Photo : Radio-Canada

Lorsqu’il regarde leurs visages souriants peints par l’artiste Aquil Virani, le fondateur du Centre culturel islamique de Québec ne peut s’empêcher de vanter les qualités de ses amis.

Un homme charmant, dit-il, en pointant le portrait d’Aboubaker Thabti. À chaque fois que je le vois, il est toujours souriant! Toujours un petit sourire au bout des lèvres.

À gauche du portrait d’Aboubaker Thabti, il y a celui de Mamadou Tanou Barry.

Un intellectuel, mentionne Boufeldja Benabdallah. On le voit toujours avec ses amis qui s'assoient au fond, là-bas.

Boufeldja Benabdallah parle de ses frères au présent, même s’ils ne sont plus là. Encore aujourd’hui, il s’imagine voir Azzeddine Soufiane entrer dans la mosquée, vêtu de sa djellaba. Justement, c’est de leur vie que préfère se souvenir Boufeldja Benabdallah, pas des circonstances de leur mort.
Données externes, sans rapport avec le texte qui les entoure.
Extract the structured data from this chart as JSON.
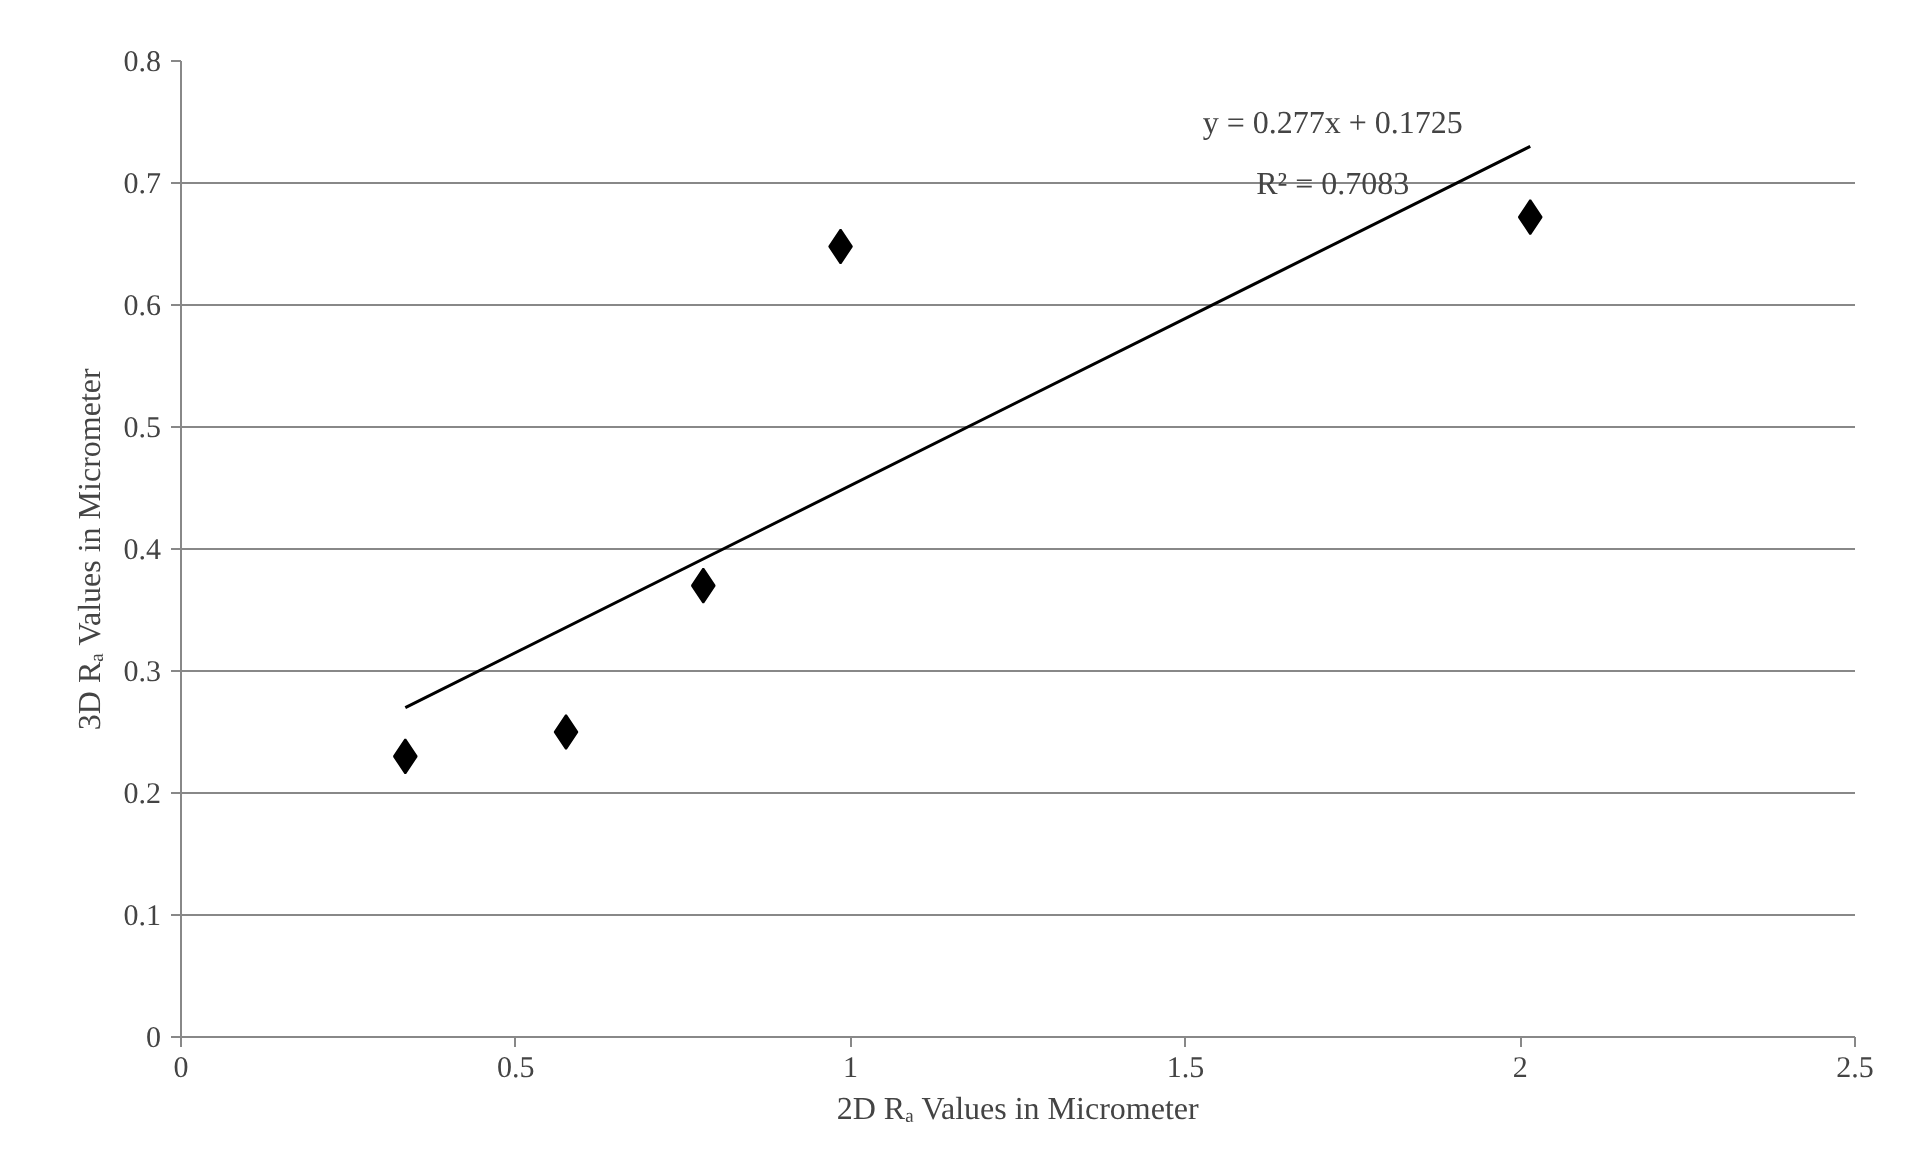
{
  "chart_data": {
    "type": "scatter",
    "xlabel": "2D Rₐ Values in Micrometer",
    "ylabel": "3D Rₐ Values in Micrometer",
    "xlim": [
      0,
      2.5
    ],
    "xticks": [
      0,
      0.5,
      1,
      1.5,
      2,
      2.5
    ],
    "ylim": [
      0,
      0.8
    ],
    "yticks": [
      0,
      0.1,
      0.2,
      0.3,
      0.4,
      0.5,
      0.6,
      0.7,
      0.8
    ],
    "grid": "y",
    "series": [
      {
        "color": "#000000",
        "marker": "diamond",
        "x": [
          0.335,
          0.575,
          0.78,
          0.985,
          2.015
        ],
        "values": [
          0.23,
          0.25,
          0.37,
          0.648,
          0.672
        ]
      },
      {
        "type": "line",
        "marker": "none",
        "color": "#000000",
        "x": [
          0.335,
          2.015
        ],
        "values": [
          0.27,
          0.73
        ]
      }
    ],
    "annotations": [
      "y = 0.277x + 0.1725",
      "R² = 0.7083"
    ]
  }
}
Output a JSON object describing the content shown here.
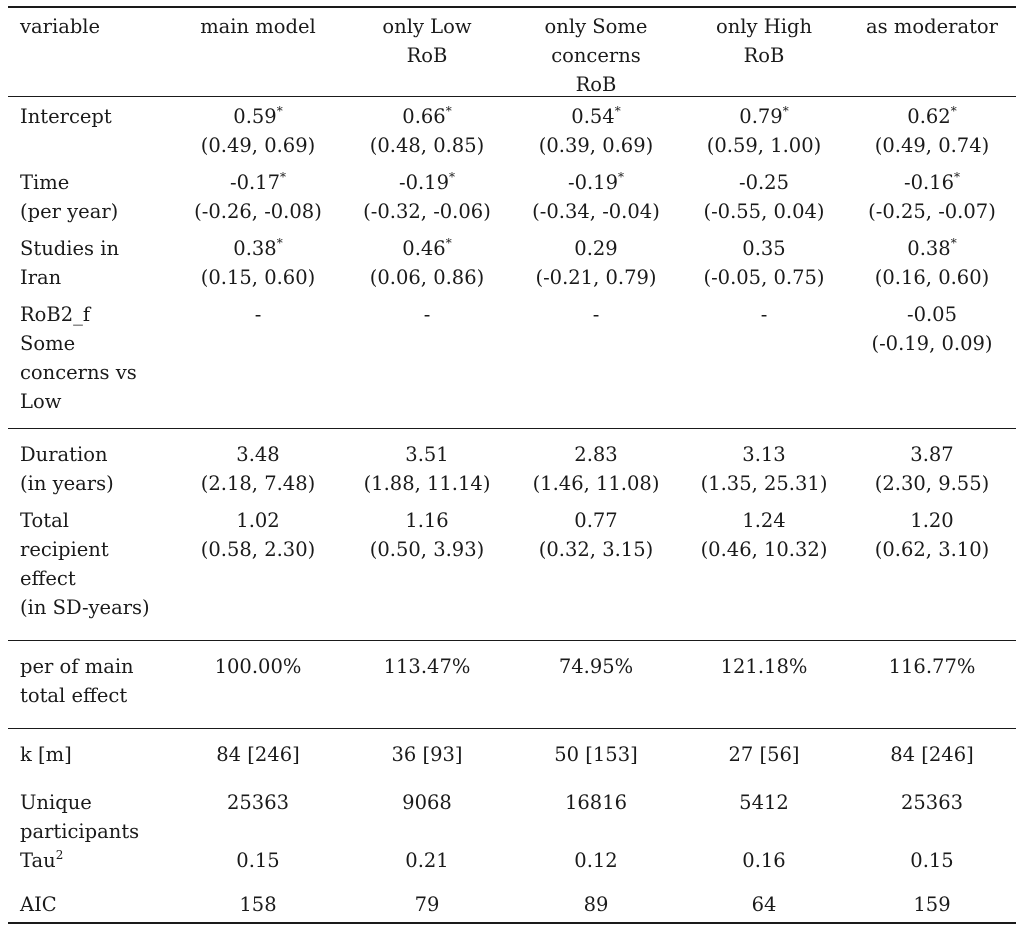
{
  "table": {
    "headers": [
      "variable",
      "main model",
      "only Low\nRoB",
      "only Some\nconcerns\nRoB",
      "only High\nRoB",
      "as moderator"
    ],
    "sections": [
      {
        "rows": [
          {
            "label": "Intercept",
            "cells": [
              "0.59*\n(0.49, 0.69)",
              "0.66*\n(0.48, 0.85)",
              "0.54*\n(0.39, 0.69)",
              "0.79*\n(0.59, 1.00)",
              "0.62*\n(0.49, 0.74)"
            ]
          },
          {
            "label": "Time\n(per year)",
            "cells": [
              "-0.17*\n(-0.26, -0.08)",
              "-0.19*\n(-0.32, -0.06)",
              "-0.19*\n(-0.34, -0.04)",
              "-0.25\n(-0.55, 0.04)",
              "-0.16*\n(-0.25, -0.07)"
            ]
          },
          {
            "label": "Studies in\nIran",
            "cells": [
              "0.38*\n(0.15, 0.60)",
              "0.46*\n(0.06, 0.86)",
              "0.29\n(-0.21, 0.79)",
              "0.35\n(-0.05, 0.75)",
              "0.38*\n(0.16, 0.60)"
            ]
          },
          {
            "label": "RoB2_f\nSome\nconcerns vs\nLow",
            "cells": [
              "-",
              "-",
              "-",
              "-",
              "-0.05\n(-0.19, 0.09)"
            ]
          }
        ]
      },
      {
        "rows": [
          {
            "label": "Duration\n(in years)",
            "cells": [
              "3.48\n(2.18, 7.48)",
              "3.51\n(1.88, 11.14)",
              "2.83\n(1.46, 11.08)",
              "3.13\n(1.35, 25.31)",
              "3.87\n(2.30, 9.55)"
            ]
          },
          {
            "label": "Total\nrecipient\neffect\n(in SD-years)",
            "cells": [
              "1.02\n(0.58, 2.30)",
              "1.16\n(0.50, 3.93)",
              "0.77\n(0.32, 3.15)",
              "1.24\n(0.46, 10.32)",
              "1.20\n(0.62, 3.10)"
            ]
          }
        ]
      },
      {
        "rows": [
          {
            "label": "per of main\ntotal effect",
            "cells": [
              "100.00%",
              "113.47%",
              "74.95%",
              "121.18%",
              "116.77%"
            ]
          }
        ]
      },
      {
        "rows": [
          {
            "label": "k [m]",
            "cells": [
              "84 [246]",
              "36 [93]",
              "50 [153]",
              "27 [56]",
              "84 [246]"
            ]
          },
          {
            "label": "Unique\nparticipants",
            "cells": [
              "25363",
              "9068",
              "16816",
              "5412",
              "25363"
            ]
          },
          {
            "label": "Tau2",
            "cells": [
              "0.15",
              "0.21",
              "0.12",
              "0.16",
              "0.15"
            ]
          },
          {
            "label": "AIC",
            "cells": [
              "158",
              "79",
              "89",
              "64",
              "159"
            ]
          }
        ]
      }
    ]
  }
}
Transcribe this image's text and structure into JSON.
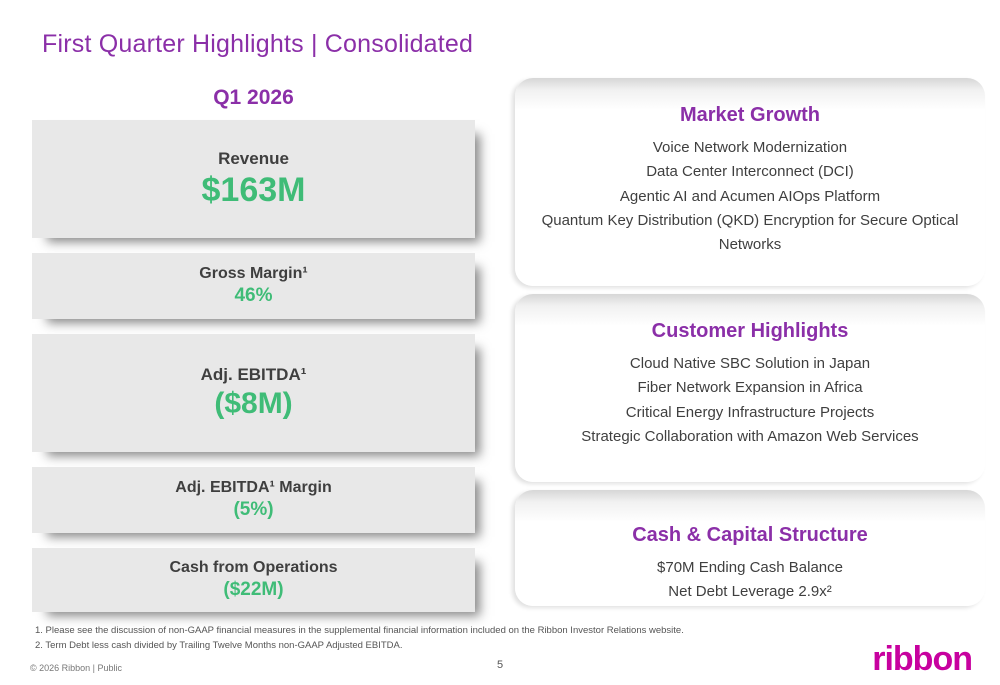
{
  "colors": {
    "accent": "#8B2FA8",
    "green": "#3FBC77",
    "logo": "#C7019F"
  },
  "slide": {
    "title": "First Quarter Highlights | Consolidated",
    "subtitle": "Q1 2026",
    "page_number": "5",
    "copyright": "© 2026 Ribbon | Public",
    "logo_text": "ribbon"
  },
  "metrics": [
    {
      "label": "Revenue",
      "value": "$163M"
    },
    {
      "label": "Gross Margin¹",
      "value": "46%"
    },
    {
      "label": "Adj. EBITDA¹",
      "value": "($8M)"
    },
    {
      "label": "Adj. EBITDA¹ Margin",
      "value": "(5%)"
    },
    {
      "label": "Cash from Operations",
      "value": "($22M)"
    }
  ],
  "sections": [
    {
      "title": "Market Growth",
      "items": [
        "Voice Network Modernization",
        "Data Center Interconnect (DCI)",
        "Agentic AI and Acumen AIOps Platform",
        "Quantum Key Distribution (QKD) Encryption for Secure Optical Networks"
      ]
    },
    {
      "title": "Customer Highlights",
      "items": [
        "Cloud Native SBC Solution in Japan",
        "Fiber Network Expansion in Africa",
        "Critical Energy Infrastructure Projects",
        "Strategic Collaboration with Amazon Web Services"
      ]
    },
    {
      "title": "Cash & Capital Structure",
      "items": [
        "$70M Ending Cash Balance",
        "Net Debt Leverage 2.9x²"
      ]
    }
  ],
  "footnotes": [
    "1.  Please see the discussion of non-GAAP financial measures in the supplemental financial information included on the Ribbon Investor Relations website.",
    "2.  Term Debt less cash divided by Trailing Twelve Months non-GAAP Adjusted EBITDA."
  ]
}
Il souhaite que les portraits des six hommes permettent à tous de se souvenir d’eux de la même manière.

« Je préfère les voir comme dans le temps. »

— Une citation de  Boufeldja Benabdallah, fondateur du Centre culturel islamique de Québec

D’ailleurs, il est plutôt inusité de voir des visages exposés dans une mosquée, puisque la religion musulmane proscrit l’usage de l’iconographie. Une entorse que se permet le Centre culturel islamique dans le cadre des commémorations.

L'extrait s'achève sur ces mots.